For four years, I was one of them, standing over my students with textbook in hand as we read Romeo and Juliet and Great Expectations. I wasn’t as strong a believer in grammar and experimented with writing workshop approaches including sentence combining and journaling. And, by my third and fourth years, I had begun to let my “freak” flag fly, putting up a Peter Gabriel poster, allowing students to use song lyrics as part of the poetry unit, and incorporating music and film as part of the course. Luckily, these were pre-NCLB days when a teacher really could close her door and do what she wanted to a large extent.

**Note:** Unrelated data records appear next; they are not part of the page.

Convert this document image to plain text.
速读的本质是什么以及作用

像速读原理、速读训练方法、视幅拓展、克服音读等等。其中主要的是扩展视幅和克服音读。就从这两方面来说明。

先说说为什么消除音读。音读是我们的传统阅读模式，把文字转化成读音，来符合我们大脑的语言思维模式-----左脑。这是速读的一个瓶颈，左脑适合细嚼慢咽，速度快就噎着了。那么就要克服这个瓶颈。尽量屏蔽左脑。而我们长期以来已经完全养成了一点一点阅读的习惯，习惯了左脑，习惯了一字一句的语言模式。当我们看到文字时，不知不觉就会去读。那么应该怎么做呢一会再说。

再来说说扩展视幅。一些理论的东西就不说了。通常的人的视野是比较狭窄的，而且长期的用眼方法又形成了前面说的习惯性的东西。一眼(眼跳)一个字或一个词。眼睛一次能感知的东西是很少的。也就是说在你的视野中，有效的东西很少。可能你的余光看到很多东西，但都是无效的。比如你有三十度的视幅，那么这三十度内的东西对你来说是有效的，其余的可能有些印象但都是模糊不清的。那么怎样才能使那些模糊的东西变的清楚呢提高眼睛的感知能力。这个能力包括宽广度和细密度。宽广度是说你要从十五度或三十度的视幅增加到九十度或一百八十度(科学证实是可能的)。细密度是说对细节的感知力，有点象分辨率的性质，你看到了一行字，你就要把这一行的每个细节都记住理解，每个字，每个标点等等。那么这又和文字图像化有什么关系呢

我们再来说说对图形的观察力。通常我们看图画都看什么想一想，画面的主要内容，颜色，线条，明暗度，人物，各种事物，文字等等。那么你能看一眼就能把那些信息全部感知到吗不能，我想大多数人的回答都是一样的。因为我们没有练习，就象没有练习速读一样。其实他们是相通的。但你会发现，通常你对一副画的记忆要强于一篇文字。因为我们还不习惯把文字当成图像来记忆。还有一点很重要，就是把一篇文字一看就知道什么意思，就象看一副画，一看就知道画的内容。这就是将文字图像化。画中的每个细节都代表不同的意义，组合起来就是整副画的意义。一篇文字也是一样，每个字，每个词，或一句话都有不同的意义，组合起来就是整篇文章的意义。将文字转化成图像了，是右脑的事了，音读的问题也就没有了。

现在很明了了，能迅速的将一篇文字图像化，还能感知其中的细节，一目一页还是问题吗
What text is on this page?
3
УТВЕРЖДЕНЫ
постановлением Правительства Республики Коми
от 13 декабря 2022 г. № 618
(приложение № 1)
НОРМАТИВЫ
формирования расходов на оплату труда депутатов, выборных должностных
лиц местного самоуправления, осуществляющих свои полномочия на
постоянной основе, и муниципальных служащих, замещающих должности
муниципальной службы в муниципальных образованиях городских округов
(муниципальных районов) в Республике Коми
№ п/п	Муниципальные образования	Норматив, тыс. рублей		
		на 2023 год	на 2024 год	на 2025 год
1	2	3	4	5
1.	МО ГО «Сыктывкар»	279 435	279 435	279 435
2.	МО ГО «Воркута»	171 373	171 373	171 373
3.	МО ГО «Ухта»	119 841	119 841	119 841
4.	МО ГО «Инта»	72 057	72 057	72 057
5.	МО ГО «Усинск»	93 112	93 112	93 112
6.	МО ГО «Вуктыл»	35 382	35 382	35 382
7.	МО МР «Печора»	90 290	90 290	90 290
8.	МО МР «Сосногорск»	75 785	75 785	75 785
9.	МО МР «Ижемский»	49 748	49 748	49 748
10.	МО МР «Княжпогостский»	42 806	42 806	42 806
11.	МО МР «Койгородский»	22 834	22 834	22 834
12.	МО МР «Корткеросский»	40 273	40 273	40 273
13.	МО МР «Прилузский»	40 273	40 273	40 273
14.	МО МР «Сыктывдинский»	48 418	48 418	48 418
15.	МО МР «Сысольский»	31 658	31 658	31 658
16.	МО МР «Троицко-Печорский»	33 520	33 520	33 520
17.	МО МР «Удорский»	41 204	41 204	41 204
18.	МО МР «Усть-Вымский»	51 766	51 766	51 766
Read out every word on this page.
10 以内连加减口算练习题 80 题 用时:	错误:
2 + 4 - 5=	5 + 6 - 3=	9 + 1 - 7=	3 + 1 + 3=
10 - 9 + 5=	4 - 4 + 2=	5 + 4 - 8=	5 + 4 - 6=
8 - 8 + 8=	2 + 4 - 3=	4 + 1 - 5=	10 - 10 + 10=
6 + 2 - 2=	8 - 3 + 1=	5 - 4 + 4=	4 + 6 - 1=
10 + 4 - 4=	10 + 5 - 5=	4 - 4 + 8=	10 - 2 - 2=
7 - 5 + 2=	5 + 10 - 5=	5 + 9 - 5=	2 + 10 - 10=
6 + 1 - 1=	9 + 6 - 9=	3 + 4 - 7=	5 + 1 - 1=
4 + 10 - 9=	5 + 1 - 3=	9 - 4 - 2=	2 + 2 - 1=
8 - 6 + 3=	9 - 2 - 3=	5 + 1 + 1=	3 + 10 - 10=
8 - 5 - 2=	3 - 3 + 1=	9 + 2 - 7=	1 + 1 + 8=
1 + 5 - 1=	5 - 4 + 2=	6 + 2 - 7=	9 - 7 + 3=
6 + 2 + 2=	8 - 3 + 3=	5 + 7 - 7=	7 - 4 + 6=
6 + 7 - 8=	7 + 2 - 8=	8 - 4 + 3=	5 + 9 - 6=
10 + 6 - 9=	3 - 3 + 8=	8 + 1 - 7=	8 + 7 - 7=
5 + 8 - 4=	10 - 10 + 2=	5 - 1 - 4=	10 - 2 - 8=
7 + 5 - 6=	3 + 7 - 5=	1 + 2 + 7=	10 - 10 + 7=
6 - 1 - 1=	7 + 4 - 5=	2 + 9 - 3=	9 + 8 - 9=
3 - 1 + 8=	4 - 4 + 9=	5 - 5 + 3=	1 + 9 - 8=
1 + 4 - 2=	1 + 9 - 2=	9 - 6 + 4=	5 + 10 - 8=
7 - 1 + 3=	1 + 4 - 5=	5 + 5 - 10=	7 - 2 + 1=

When I moved to middle school, the old school approach really seemed out of place, and once I read Nancy Atwell’s book In the Middle, I made some serious changes. For several years, I ran reading workshops in my 7th grade reading class, reserving three days a week for in-class silent reading and journaling. When my OEB buddies complain about the young teachers who try these methods, their biggest concern is over rigor and assessment. Indeed, while running a workshop where students read most of the time seems pretty easy, in order to be effective, there must be a strong underlying structure of classroom management. More importantly, however, the teacher must be actively involved in the reading lives of her students. I was constantly reading myself, working through the shelves of the school library, so I knew which books to recommend to whom. I always seemed to have a reading journal open in my lap, responding to students’ ideas and pushing them to think critically about what they were reading. It was tough work, but those days when it clicked and for 30 minutes my room was full of readers, sprawled on the floor or leaning on desktops, books open, minds engaged, I was glad to do it.

Part of the point of this reminiscence is that I am starting to think about my fall course for elementary school teachers. I get two credits this semester and want to give my students a very personal, exploratory experience of instructional technology. I was considering taking a game approach but now am framing it as a journey. We’ll do some preparation (setting up accounts) then locate helpful resources then head to places like AV Alley and Spreadsheet Street and Podcast Peninsula to learn about technology and see how it can fit in our classrooms. I have taught some version of this class for several years now and just like my English teaching experience, I have moved from a traditional course to a more open ended workshop.